In the war torn, semi-nuclear future we will probably all be fighting a massive battle against a variety of mutants, machines and aliens. Unfortunately, until we get a chance to experience this fun-filled scenario for ourselves, the next best thing is jumping into a video game with a suitably named peripheral and shooting some monsters; at least that's what Anyware Computer Accessories seems to think. Their Cyber Sniper gaming keyboard is clearly aimed at those who think gaming image is paramount (and those that are still young enough to think 'Cyber Snipa' is cool). Unfortunately whilst it operates fairly well as a basic keyboard and has an appropriate name along with certain design elements, functionally it really isn't a 'gaming keyboard' at all.

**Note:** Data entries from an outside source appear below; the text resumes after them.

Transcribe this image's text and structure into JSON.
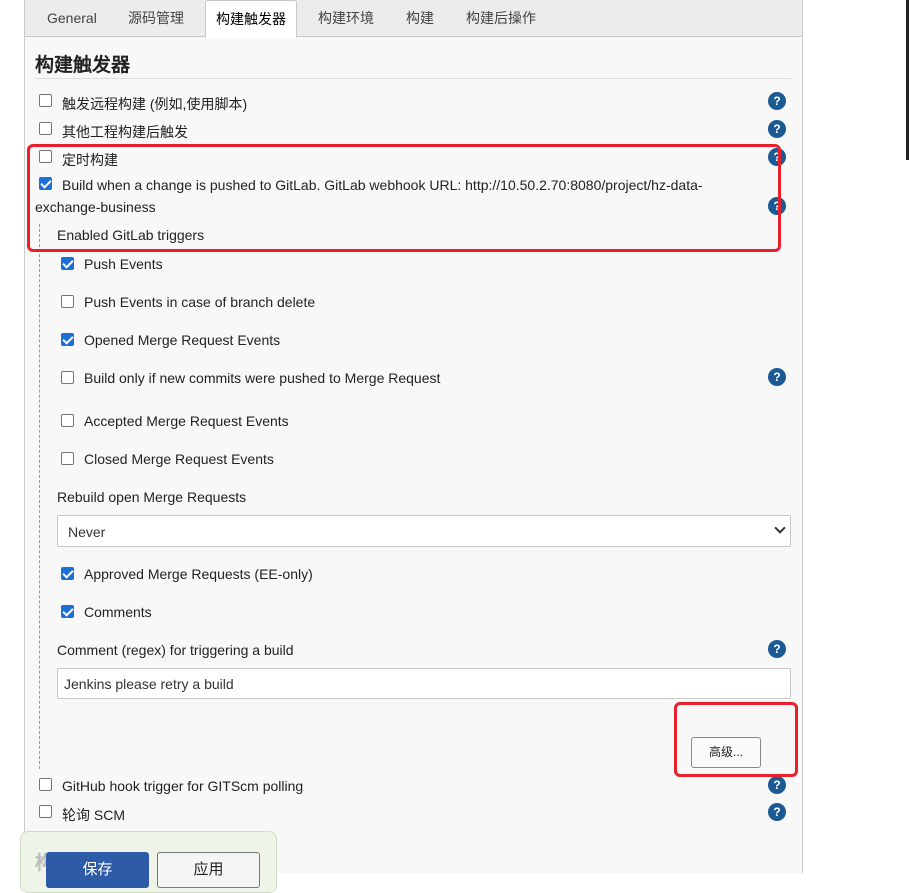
{
  "tabs": [
    {
      "label": "General"
    },
    {
      "label": "源码管理"
    },
    {
      "label": "构建触发器"
    },
    {
      "label": "构建环境"
    },
    {
      "label": "构建"
    },
    {
      "label": "构建后操作"
    }
  ],
  "section_title": "构建触发器",
  "triggers": {
    "remote": {
      "label": "触发远程构建 (例如,使用脚本)",
      "checked": false
    },
    "after_other": {
      "label": "其他工程构建后触发",
      "checked": false
    },
    "timed": {
      "label": "定时构建",
      "checked": false
    },
    "gitlab": {
      "label_line1": "Build when a change is pushed to GitLab. GitLab webhook URL: http://10.50.2.70:8080/project/hz-data-",
      "label_line2": "exchange-business",
      "checked": true
    },
    "github_hook": {
      "label": "GitHub hook trigger for GITScm polling",
      "checked": false
    },
    "poll_scm": {
      "label": "轮询 SCM",
      "checked": false
    }
  },
  "gitlab_options": {
    "heading": "Enabled GitLab triggers",
    "push_events": {
      "label": "Push Events",
      "checked": true
    },
    "push_branch_delete": {
      "label": "Push Events in case of branch delete",
      "checked": false
    },
    "opened_mr": {
      "label": "Opened Merge Request Events",
      "checked": true
    },
    "new_commits_mr": {
      "label": "Build only if new commits were pushed to Merge Request",
      "checked": false
    },
    "accepted_mr": {
      "label": "Accepted Merge Request Events",
      "checked": false
    },
    "closed_mr": {
      "label": "Closed Merge Request Events",
      "checked": false
    },
    "rebuild_label": "Rebuild open Merge Requests",
    "rebuild_value": "Never",
    "approved_mr": {
      "label": "Approved Merge Requests (EE-only)",
      "checked": true
    },
    "comments": {
      "label": "Comments",
      "checked": true
    },
    "comment_regex_label": "Comment (regex) for triggering a build",
    "comment_regex_value": "Jenkins please retry a build",
    "advanced_button": "高级..."
  },
  "help_glyph": "?",
  "footer": {
    "faded_title": "构",
    "save": "保存",
    "apply": "应用"
  },
  "colors": {
    "accent": "#1a6fd9",
    "highlight": "#e8202b",
    "help": "#1b5a93",
    "save_button": "#2d5ba8"
  }
}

- Performs keyboard functions well
- Looks cheap, Name appeals to a select group
The Cyber Snipa keyboard is a very basic model that has all the traditional media keys, but nothing to set it apart from any offerings by other companies.
Price$ 59.95 (AUD)
We weren't huge fans of the design. It has a space age look to it; a predominantly silver and black motif speckled with blue LEDs that seem capable of lighting up a room on their own. Unfortunately a combination of these colours and an awful lot of shiny plastic lends the whole unit a very cheap feel. Several of the keys were poorly mounted and we were concerned for the durability of this model in the long run. Aesthetics aside, this is a fairly standard keyboard. It sports the usual array of media buttons, including mute and play/pause, but sadly there is no track skip option. There are Internet links to Email and your Bookmarks, as well as Calculator, Sleep and My Computer buttons. As a 'gaming keyboard' we were expecting a little something extra; some macro buttons, an extra array of gaming keys; something to differentiate it from the pack, but unfortunately there is nothing to see here folks. This is a regular keyboard with some fancy lights.
That said, it typed fairly well. It wasn't quite the amazing, smooth typing experience of something like the Belkin Wireless Slim Keyboard and Optical Mouse, but we had no complaints. As it is a wired model, there were no skipping problems and everything operated smoothly.
One noteworthy feature of this model is the fact that it acts as a USB hub and sports both headphone and microphone jacks. Depending on where your tower actually sits in relation to the rest of your PC setup, having a few spare USB ports inches away is extremely nifty and whilst we didn't use the audio ports ourselves they most certainly won't go to waste.